The property is located in what is known as an agricultural rural zoning district of the township. On July 24, the company submitted a conditional use application to construct a solar farm at the location.

On Sept. 24, a hearing was held on the application. At the hearing, the board approved the application for the project with certain conditions. In October, a decision was made to approve the project but with several conditions. The solar company is not appealing the entire decision, only condition No. 1: “The project shall be set back 500 feet from the property line of adjacent properties with existing residential structures.”

Township manager Ann-Marie Brown noted that the applicant’s condition use application was provided to the township planning commission, and the planning commission recommended the board approve the conditional use applications with the conditions.

Township Supervisor Richard Metz and former Supervisor David Shirn, then chairman, approved the project with the conditions. Supervisor Justin Kastner abstained from voting.

Through its attorney, Jeffrey J. Malak, the solar company argues that the action of the board in setting forth condition was “arbitrary, capricious, contrary to law, an abuse of discretion, and contrary to the action,” which should have been taken in light of the evidence presented at the hearing.
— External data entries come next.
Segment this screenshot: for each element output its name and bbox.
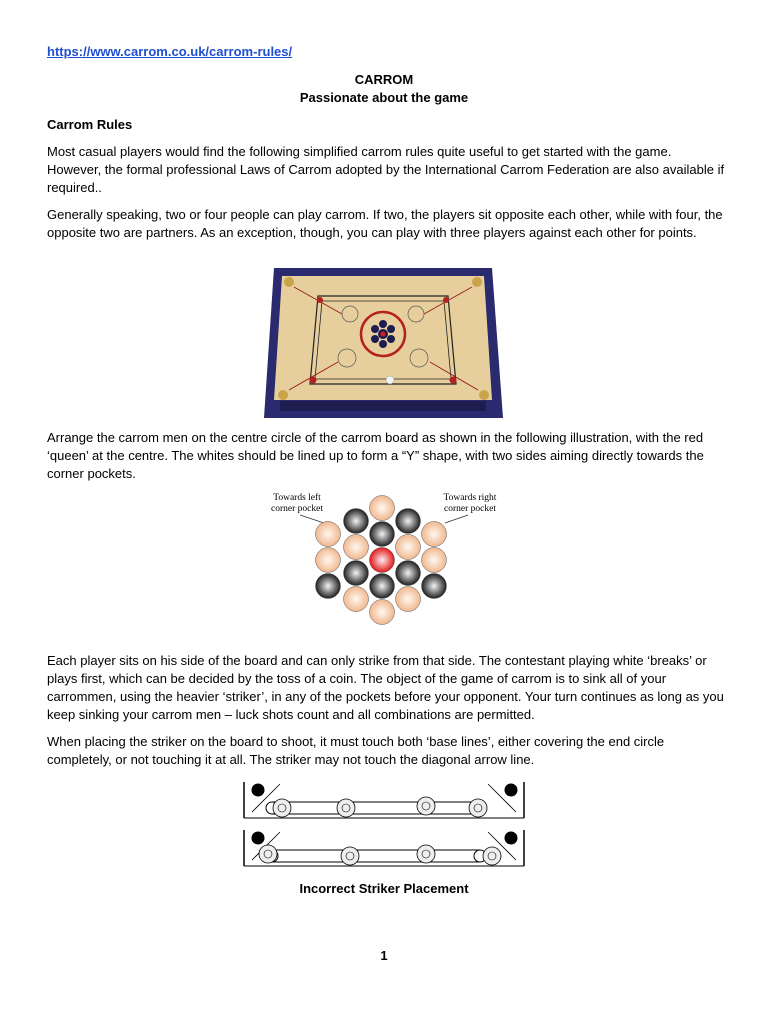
- pocket-icon: [278, 390, 288, 400]
- red-queen: [370, 548, 395, 573]
- label-left-corner: Towards left corner pocket: [271, 493, 323, 514]
- source-link[interactable]: https://www.carrom.co.uk/carrom-rules/: [47, 44, 293, 59]
- white-carrom-man: [422, 548, 447, 573]
- carrom-board-image: [262, 266, 504, 420]
- striker-placement-diagram: [240, 778, 530, 870]
- black-carrom-man: [344, 561, 369, 586]
- paragraph-arrange: Arrange the carrom men on the centre circle of the carrom board as shown in the following illustration, with the red ‘queen’ at the centre. The whites should be lined up to form a “Y” shape, with two sides aiming directly towards the corner pockets.: [47, 430, 704, 481]
- black-carrom-man: [370, 574, 395, 599]
- paragraph-intro: Most casual players would find the following simplified carrom rules quite useful to get started with the game. However, the formal professional Laws of Carrom adopted by the International Carrom Federation are also available if required..: [47, 144, 725, 195]
- white-carrom-man: [396, 587, 421, 612]
- document-subtitle: Passionate about the game: [299, 90, 469, 105]
- white-carrom-man: [422, 522, 447, 547]
- section-heading: Carrom Rules: [47, 117, 133, 132]
- pocket-icon: [472, 277, 482, 287]
- white-carrom-man: [316, 548, 341, 573]
- white-carrom-man: [316, 522, 341, 547]
- white-carrom-man: [344, 535, 369, 560]
- black-carrom-man: [422, 574, 447, 599]
- black-carrom-man: [396, 509, 421, 534]
- paragraph-turns: Each player sits on his side of the board and can only strike from that side. The contestant playing white ‘breaks’ or plays first, which can be decided by the toss of a coin. The object of the game of carrom is to sink all of your carrommen, using the heavier ‘striker’, in any of the pockets before your opponent. Your turn continues as long as you keep sinking your carrom men – luck shots count and all combinations are permitted.: [47, 653, 724, 722]
- white-carrom-man: [370, 496, 395, 521]
- document-title: CARROM: [354, 72, 414, 87]
- striker-diagram-bottom: [244, 830, 524, 866]
- striker-diagram-top: [244, 782, 524, 818]
- page-number: 1: [380, 948, 388, 963]
- black-carrom-man: [344, 509, 369, 534]
- white-carrom-man: [396, 535, 421, 560]
- figure-caption: Incorrect Striker Placement: [299, 881, 469, 896]
- paragraph-players: Generally speaking, two or four people can play carrom. If two, the players sit opposite each other, while with four, the opposite two are partners. As an exception, though, you can play with three players against each other for points.: [47, 207, 723, 240]
- pocket-icon: [479, 390, 489, 400]
- black-carrom-man: [370, 522, 395, 547]
- pocket-icon: [284, 277, 294, 287]
- black-carrom-man: [396, 561, 421, 586]
- black-carrom-man: [316, 574, 341, 599]
- label-right-corner: Towards right corner pocket: [443, 493, 497, 514]
- white-carrom-man: [370, 600, 395, 625]
- white-carrom-man: [344, 587, 369, 612]
- paragraph-striker: When placing the striker on the board to shoot, it must touch both ‘base lines’, either covering the end circle completely, or not touching it at all. The striker may not touch the diagonal arrow line.: [47, 734, 665, 767]
- carrom-men-formation: [262, 487, 506, 635]
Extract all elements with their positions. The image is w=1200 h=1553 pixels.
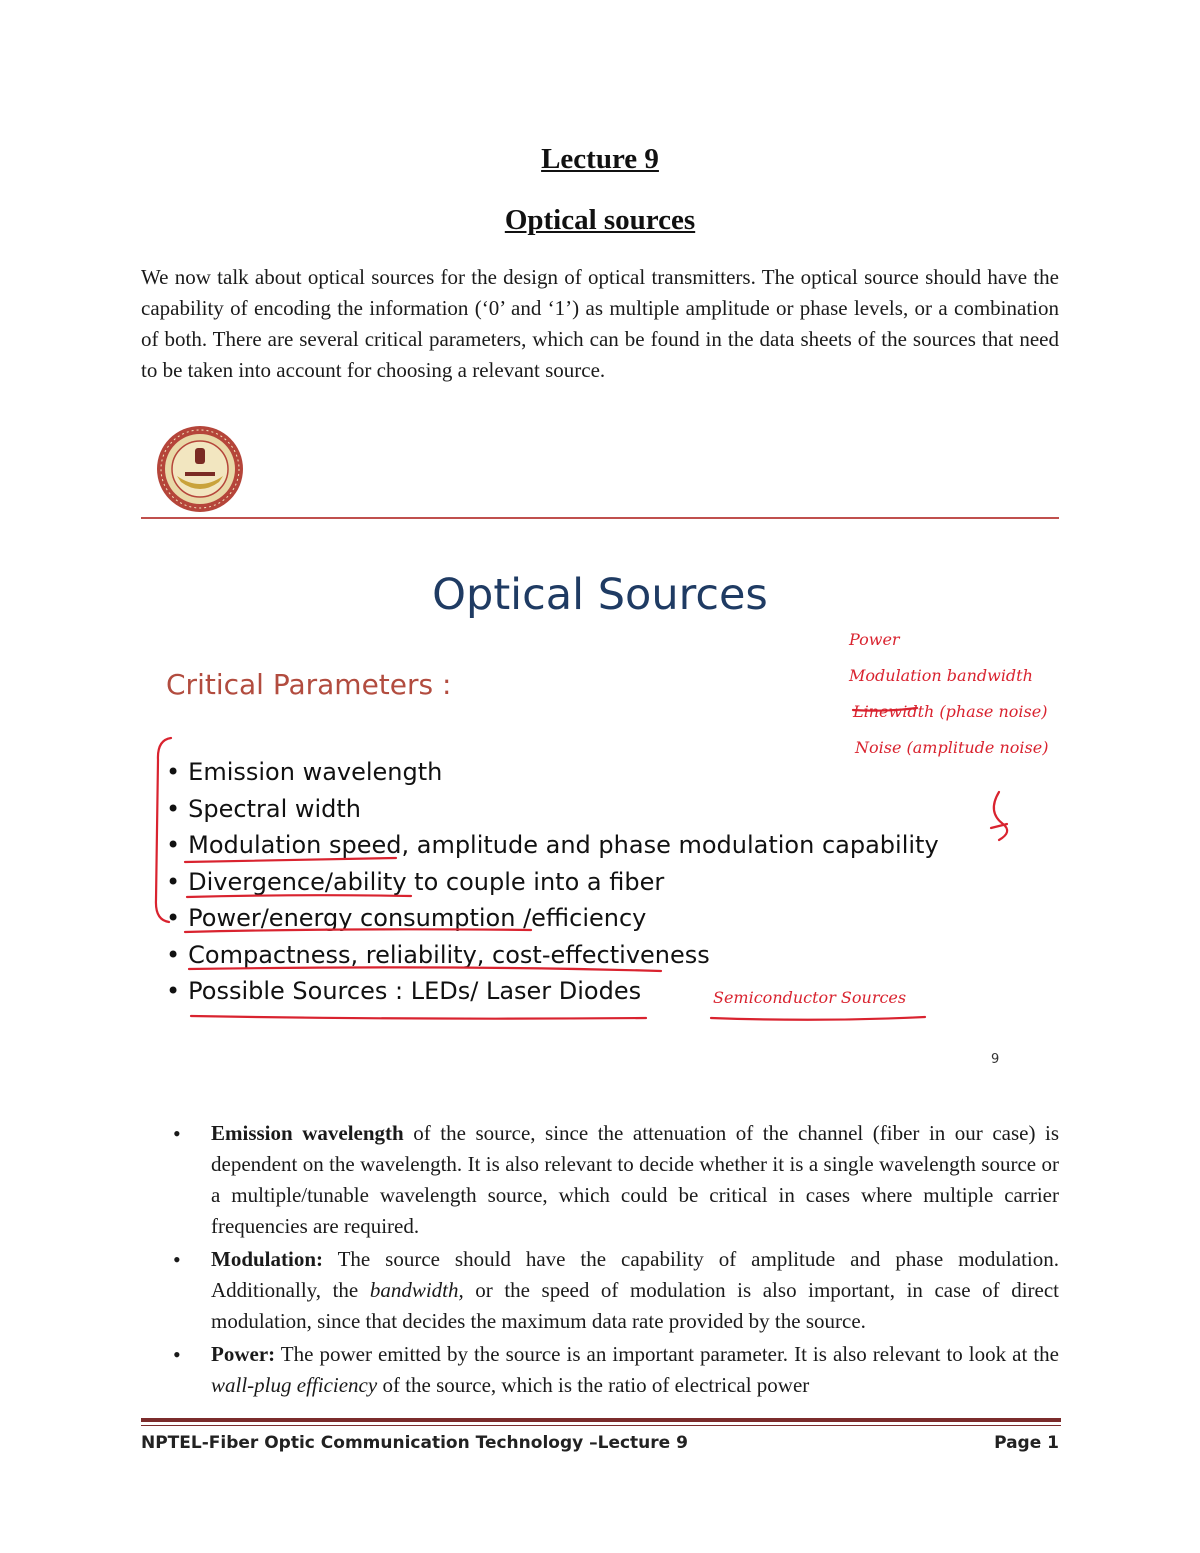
footer-rule-thin [141, 1425, 1061, 1426]
note-power: Power [849, 630, 900, 649]
critical-parameters-heading: Critical Parameters : [166, 668, 452, 701]
detail-text: or the speed of modulation is also important, in case of direct modulation, since that decides the maximum data rate provided by the source. [211, 1278, 1059, 1333]
slide-number: 9 [991, 1052, 1000, 1067]
term-power: Power: [211, 1342, 276, 1366]
term-modulation: Modulation: [211, 1247, 324, 1271]
detail-text: The source should have the capability of amplitude and phase modulation. Additionally, the [211, 1247, 1059, 1302]
list-item [165, 1339, 1059, 1401]
slide-bullet: • Compactness, reliability, cost-effectiveness [166, 937, 939, 974]
list-item [165, 1244, 1059, 1337]
footer-page-number: Page 1 [994, 1433, 1059, 1453]
section-title: Optical sources [504, 204, 696, 236]
lecture-title: Lecture 9 [541, 143, 659, 175]
slide-bullet: • Emission wavelength [166, 754, 939, 791]
slide-title: Optical Sources [432, 570, 768, 620]
slide-bullet: • Divergence/ability to couple into a fiber [166, 864, 939, 901]
intro-paragraph: We now talk about optical sources for the design of optical transmitters. The optical source should have the capability of encoding the information (‘0’ and ‘1’) as multiple amplitude or phase levels, or a combination of both. There are several critical parameters, which can be found in the data sheets of the sources that need to be taken into account for choosing a relevant source. [141, 265, 1059, 382]
slide-bullet: • Power/energy consumption /efficiency [166, 900, 939, 937]
note-modulation-bandwidth: Modulation bandwidth [849, 666, 1033, 685]
parameter-details-list [165, 1118, 1059, 1403]
slide-bullet: • Spectral width [166, 791, 939, 828]
slide-bullet: • Possible Sources : LEDs/ Laser Diodes [166, 973, 939, 1010]
detail-text: of the source, since the attenuation of the channel (fiber in our case) is dependent on the wavelength. It is also relevant to decide whether it is a single wavelength source or a multiple/tunable wavelength source, which could be critical in cases where multiple carrier frequencies are required. [211, 1121, 1059, 1238]
slide-bullet: • Modulation speed, amplitude and phase modulation capability [166, 827, 939, 864]
footer-course-title: NPTEL-Fiber Optic Communication Technology –Lecture 9 [141, 1433, 688, 1453]
note-noise: Noise (amplitude noise) [855, 738, 1049, 757]
list-item [165, 1118, 1059, 1242]
footer-rule [141, 1418, 1061, 1422]
lecture-slide [141, 420, 1059, 1080]
detail-italic: bandwidth, [369, 1278, 464, 1302]
detail-italic: wall-plug efficiency [211, 1373, 378, 1397]
note-semiconductor-sources: Semiconductor Sources [713, 988, 907, 1007]
detail-text: of the source, which is the ratio of electrical power [377, 1373, 810, 1397]
detail-text: The power emitted by the source is an important parameter. It is also relevant to look at the [275, 1342, 1059, 1366]
note-linewidth: Linewidth (phase noise) [853, 702, 1048, 721]
term-emission-wavelength: Emission wavelength [211, 1121, 404, 1145]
He argues that conditions imposed on a conditional use approval must be reasonable as the township may deem necessary to implement under purposes of the act and the zoning ordinance set forth in Pennsylvania Municipalities Planning Code.

Additionally, conditions must be reasonable and must find support in the record warranting the imposition of such conditions based on state caselaw.

As such, the imposition of a condition when there is no evidence in the record to support it is “manifestly unreasonable and an abuse of discretion,” according to Malak.

He argues the board erred when it imposed the condition because the condition is unreasonable.

Moreover, he argues the board erred because there is no evidence in the record to support the condition and erred because the condition is not necessary to implement the purposes of the code and/or zoning ordinance.

Malak, furthermore, said the board erred because the property is located in an agricultural rural zoning district, where the setbacks from adjacent property lines are: front 40-65 feet, side-20 feet, rear-50 feet.

Nowhere in the zoning ordinance does it require or mention a 500-foot setback from adjacent property lines, he said.

The board erred because the project, as approved and submitted, has a front setback of 780 feet, a side setback of 49 feet, and a rear setback of 54 feet, which meets and/or exceeds all zoning ordinance required for a project located in this specific zoning district, he said.

The action was not supported by the testimony and evidence of record, and thereby the decision should be reversed and set aside, Malak said.

As for what might be next, Malak said he expected the court judges to sustain the appeal of the solar farm and remove the condition set forth in the board’s decision.

No money damages are requested and it is not a class action claim.